Pada abad VIII corak agama Budha menjadi salah satu ciri kerajaan Sriwijaya yang pengaruhnya cukup luas sampai ke Sri Lanka, Thailand dan India. Pada masa Kerajaan Sriwijaya, candi Borobudur dibangun sebagai lambang kejayaan agama Budha. Pemerintah kerajaan Sriwijaya juga membangun sekolah tinggi agama Budha di Palembang yang menjadi pusat studi agama Budha se-Asia Tenggara pada masa itu. Bahkan beberapa siswa dari Tiongkok yang ingin memperdalam agama Budha lebih dahulu beberapa tahun membekali pengetahuan awal di Palembang sebelum melanjutkannya ke India.
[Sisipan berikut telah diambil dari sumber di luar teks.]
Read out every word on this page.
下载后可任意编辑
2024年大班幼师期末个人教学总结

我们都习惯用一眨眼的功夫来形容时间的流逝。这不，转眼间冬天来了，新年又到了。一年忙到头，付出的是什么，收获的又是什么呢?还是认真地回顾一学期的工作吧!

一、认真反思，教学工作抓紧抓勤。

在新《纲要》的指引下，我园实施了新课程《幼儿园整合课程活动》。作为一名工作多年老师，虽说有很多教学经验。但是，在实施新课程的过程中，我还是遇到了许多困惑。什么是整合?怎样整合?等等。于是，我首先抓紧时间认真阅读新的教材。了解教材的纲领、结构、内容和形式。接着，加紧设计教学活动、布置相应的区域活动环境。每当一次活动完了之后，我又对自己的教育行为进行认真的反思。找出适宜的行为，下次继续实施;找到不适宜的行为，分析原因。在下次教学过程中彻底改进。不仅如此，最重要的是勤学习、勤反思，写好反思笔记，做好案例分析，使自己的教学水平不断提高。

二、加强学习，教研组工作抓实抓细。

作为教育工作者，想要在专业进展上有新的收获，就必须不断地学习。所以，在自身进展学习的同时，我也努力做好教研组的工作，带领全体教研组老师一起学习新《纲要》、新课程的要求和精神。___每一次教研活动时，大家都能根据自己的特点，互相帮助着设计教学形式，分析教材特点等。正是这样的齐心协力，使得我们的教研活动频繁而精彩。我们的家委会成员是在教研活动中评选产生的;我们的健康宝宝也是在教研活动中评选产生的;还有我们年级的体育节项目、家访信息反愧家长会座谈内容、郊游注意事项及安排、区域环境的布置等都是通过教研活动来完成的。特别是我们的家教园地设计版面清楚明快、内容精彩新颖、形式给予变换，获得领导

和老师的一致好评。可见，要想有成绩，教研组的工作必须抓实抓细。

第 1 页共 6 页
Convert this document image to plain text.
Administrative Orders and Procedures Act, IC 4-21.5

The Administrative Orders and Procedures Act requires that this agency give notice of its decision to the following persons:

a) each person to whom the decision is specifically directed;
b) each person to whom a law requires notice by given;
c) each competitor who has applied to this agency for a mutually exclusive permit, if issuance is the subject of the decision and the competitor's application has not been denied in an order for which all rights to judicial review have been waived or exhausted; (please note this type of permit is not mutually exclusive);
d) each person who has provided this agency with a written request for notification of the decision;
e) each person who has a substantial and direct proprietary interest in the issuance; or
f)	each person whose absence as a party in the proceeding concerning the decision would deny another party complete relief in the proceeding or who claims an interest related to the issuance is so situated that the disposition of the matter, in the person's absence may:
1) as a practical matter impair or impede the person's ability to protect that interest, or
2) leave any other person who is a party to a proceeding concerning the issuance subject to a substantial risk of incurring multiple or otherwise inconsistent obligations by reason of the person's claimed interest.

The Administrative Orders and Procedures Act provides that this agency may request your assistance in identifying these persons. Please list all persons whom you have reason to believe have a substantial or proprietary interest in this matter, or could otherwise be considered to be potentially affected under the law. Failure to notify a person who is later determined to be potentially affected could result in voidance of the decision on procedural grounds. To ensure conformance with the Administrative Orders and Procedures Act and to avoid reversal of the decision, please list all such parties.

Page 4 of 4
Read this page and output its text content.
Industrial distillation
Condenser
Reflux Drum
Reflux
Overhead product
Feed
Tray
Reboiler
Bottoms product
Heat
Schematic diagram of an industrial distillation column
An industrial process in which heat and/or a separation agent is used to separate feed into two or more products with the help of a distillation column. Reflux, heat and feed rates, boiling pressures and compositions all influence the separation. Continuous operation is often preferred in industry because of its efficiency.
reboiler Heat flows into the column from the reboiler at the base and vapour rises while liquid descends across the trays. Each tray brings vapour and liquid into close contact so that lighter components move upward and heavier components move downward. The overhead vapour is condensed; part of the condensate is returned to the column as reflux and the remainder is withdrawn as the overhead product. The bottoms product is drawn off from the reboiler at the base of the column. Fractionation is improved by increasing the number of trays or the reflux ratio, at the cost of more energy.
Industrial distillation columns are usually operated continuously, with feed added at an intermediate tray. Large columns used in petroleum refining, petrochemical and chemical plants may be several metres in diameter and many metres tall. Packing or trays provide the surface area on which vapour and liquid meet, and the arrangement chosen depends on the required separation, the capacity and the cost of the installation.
 Menurut salah satu sumber Islam mulai memasuki Indonesia sejak abad VII melalui para pedagang Arab yang telah lama berhubungan dagang dengan kepulauan Indonesia tidak lama setelah Islam berkembang di jazirah Arab. Agama Islam tersiar secara hampir merata di seluruh kepulauan nusantara seiring dengan berdirinya kerajaan-kerajaan Islam seperti Perlak dan Samudera Pasai di Aceh, kerajaan Demak, Pajang dan Mataram di Jawa Tengah, kerajaan Cirebon dan Banten di Jawa Barat, kerajaan Goa di Sulawesi Selatan, kerajaan Tidore dan Ternate di Maluku, keraj aan Banjar di Kalimantan, dan lain-lain.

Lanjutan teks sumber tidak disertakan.